In Store Fashion Mass Customization Manufacturing
Made in Paris? It may seem ludicrous at first given the square footage price of real estate and the labor costs, but some companies are looking to manufacture inside the fashion retail store itself. Having the clothes made on location is in itself an experience for the shopper. Certain items may be made while you wait or could require an additional visit a few days hence.

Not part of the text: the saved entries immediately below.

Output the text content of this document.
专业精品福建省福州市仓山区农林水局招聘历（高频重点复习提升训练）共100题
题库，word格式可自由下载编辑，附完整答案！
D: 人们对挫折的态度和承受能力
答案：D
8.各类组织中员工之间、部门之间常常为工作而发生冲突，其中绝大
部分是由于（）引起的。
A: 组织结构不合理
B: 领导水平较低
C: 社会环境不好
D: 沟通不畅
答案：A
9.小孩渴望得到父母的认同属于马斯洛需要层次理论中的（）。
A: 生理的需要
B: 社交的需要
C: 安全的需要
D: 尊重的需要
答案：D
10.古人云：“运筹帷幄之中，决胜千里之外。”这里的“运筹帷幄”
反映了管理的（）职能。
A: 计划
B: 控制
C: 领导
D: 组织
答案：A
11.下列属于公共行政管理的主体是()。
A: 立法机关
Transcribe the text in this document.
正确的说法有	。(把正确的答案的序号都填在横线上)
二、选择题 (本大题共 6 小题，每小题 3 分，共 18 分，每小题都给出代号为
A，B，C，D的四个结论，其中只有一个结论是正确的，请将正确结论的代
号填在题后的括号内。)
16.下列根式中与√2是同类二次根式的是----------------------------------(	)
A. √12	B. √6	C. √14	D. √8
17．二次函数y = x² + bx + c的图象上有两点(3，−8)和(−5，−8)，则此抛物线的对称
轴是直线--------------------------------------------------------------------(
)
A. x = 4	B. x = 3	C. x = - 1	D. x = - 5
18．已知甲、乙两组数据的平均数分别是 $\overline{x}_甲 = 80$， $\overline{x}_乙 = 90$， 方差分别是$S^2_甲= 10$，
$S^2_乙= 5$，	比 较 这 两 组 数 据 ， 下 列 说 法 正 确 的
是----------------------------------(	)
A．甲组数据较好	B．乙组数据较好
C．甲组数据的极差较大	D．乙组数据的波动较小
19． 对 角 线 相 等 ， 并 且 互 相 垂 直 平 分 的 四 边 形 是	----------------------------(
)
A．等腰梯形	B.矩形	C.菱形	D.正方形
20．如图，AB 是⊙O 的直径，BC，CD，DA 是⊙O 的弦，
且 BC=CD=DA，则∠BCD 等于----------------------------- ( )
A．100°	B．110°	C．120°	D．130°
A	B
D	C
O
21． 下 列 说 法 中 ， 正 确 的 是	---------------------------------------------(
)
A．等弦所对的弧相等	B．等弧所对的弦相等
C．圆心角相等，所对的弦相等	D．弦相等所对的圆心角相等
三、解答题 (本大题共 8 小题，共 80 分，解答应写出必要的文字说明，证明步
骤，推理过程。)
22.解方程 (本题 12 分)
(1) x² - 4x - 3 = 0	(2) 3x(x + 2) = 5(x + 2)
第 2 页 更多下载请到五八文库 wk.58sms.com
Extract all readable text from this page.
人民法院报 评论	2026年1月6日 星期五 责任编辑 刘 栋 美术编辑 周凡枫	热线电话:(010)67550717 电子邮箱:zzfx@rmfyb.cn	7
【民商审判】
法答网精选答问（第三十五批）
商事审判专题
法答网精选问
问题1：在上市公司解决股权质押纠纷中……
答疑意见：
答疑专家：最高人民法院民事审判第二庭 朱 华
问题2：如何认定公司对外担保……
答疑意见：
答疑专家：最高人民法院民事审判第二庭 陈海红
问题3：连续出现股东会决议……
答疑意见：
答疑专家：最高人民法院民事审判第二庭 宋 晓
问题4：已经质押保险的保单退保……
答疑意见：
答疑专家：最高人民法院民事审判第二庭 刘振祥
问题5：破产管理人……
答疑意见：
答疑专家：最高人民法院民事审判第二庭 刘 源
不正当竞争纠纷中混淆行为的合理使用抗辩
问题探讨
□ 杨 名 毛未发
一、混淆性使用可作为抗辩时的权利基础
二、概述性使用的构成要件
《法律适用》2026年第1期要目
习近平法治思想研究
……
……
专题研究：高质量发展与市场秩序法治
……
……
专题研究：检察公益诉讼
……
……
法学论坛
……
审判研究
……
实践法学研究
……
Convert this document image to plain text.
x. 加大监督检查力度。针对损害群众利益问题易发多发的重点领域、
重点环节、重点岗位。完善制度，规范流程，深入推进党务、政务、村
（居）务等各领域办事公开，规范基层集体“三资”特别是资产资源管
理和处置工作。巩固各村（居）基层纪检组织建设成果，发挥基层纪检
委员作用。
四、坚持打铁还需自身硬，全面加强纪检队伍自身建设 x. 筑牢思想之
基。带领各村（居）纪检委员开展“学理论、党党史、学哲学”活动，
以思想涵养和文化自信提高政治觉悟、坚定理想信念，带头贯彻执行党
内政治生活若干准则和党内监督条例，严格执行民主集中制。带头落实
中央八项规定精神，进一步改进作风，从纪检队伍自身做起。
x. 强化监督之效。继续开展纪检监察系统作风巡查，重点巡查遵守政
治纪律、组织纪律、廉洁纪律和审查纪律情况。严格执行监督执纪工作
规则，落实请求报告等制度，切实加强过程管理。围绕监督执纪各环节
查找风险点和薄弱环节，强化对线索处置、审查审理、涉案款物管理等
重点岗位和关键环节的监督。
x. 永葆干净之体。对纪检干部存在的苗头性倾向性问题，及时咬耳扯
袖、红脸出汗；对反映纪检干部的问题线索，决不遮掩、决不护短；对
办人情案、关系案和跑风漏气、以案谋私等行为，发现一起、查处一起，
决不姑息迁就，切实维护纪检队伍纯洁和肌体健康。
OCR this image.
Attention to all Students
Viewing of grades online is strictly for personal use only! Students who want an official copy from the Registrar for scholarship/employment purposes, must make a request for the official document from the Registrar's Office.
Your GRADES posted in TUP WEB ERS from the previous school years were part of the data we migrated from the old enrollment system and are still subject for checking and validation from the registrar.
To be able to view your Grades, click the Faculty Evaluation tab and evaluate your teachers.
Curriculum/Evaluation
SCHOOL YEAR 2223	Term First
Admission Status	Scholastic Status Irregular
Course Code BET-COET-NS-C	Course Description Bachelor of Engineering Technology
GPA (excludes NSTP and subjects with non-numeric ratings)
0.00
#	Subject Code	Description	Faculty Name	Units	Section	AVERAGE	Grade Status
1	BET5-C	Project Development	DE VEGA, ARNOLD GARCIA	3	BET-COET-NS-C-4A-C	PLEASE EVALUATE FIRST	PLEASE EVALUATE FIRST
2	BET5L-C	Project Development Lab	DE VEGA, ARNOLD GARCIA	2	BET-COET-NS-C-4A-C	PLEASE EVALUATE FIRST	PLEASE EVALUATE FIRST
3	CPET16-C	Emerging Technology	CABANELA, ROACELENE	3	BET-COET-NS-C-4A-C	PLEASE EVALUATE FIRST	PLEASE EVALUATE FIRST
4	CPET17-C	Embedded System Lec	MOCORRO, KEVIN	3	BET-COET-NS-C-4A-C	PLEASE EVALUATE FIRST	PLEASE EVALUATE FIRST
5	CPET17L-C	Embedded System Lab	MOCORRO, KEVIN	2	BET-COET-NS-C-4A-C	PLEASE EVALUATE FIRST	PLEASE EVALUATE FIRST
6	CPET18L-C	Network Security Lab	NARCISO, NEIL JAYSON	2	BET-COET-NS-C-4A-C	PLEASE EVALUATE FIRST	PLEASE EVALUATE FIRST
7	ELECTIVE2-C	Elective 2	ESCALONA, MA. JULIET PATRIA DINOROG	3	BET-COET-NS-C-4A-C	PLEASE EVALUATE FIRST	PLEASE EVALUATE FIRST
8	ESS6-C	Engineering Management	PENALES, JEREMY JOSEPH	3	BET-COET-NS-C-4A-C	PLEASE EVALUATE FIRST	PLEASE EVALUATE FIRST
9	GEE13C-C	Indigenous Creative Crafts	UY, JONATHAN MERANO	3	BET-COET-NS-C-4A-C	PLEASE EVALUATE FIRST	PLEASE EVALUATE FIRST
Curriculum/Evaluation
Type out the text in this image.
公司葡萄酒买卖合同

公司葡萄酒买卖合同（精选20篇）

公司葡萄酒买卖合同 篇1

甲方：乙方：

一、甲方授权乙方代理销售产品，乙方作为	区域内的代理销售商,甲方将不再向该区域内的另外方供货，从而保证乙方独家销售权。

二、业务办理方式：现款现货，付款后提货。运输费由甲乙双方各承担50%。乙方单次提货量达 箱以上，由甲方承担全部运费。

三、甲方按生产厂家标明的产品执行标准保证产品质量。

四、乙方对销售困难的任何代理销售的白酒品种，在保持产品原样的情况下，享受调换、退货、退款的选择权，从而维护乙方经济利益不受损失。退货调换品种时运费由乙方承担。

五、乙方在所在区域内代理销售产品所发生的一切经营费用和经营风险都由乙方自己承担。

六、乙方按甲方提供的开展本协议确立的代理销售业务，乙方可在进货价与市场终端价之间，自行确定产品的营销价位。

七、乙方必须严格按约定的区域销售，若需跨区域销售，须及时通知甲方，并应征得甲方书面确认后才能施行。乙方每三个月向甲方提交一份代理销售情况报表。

Compact automated knitting, inkjet on textile and embroidery machines have become much more productive and affordable in recent years. These machines have become digital and can be tied to touchscreen and other input devices in order to produce on demand and be manned by relatively unskilled labor. By making the item in store marketing, branding and footfall benefits can be had. As per the customer’s wishes, after their payment, the exact item of clothing is made that they need. In this way measurements can be taken and well fitting items can be made on location on demand. There is less risk of unsold inventory and the customer leaves with a unique garment made just for them. Rather than having an engineered experience be created around off the rack clothes retailers experimenting with in store manufacturing are creating an actual experience centered around the clothing itself. The clothing is the experience. This will elevate their interaction with you and the products they purchase from you. By also improving the fit and styling of the product to suit them they will be happier and more comfortable in what they wear. This is not an easy (or inexpensive) path to pursue. But, if you want to be faster than any fast fashion company and deliver on an experience that can not be matched by online retailers, this is the path for you.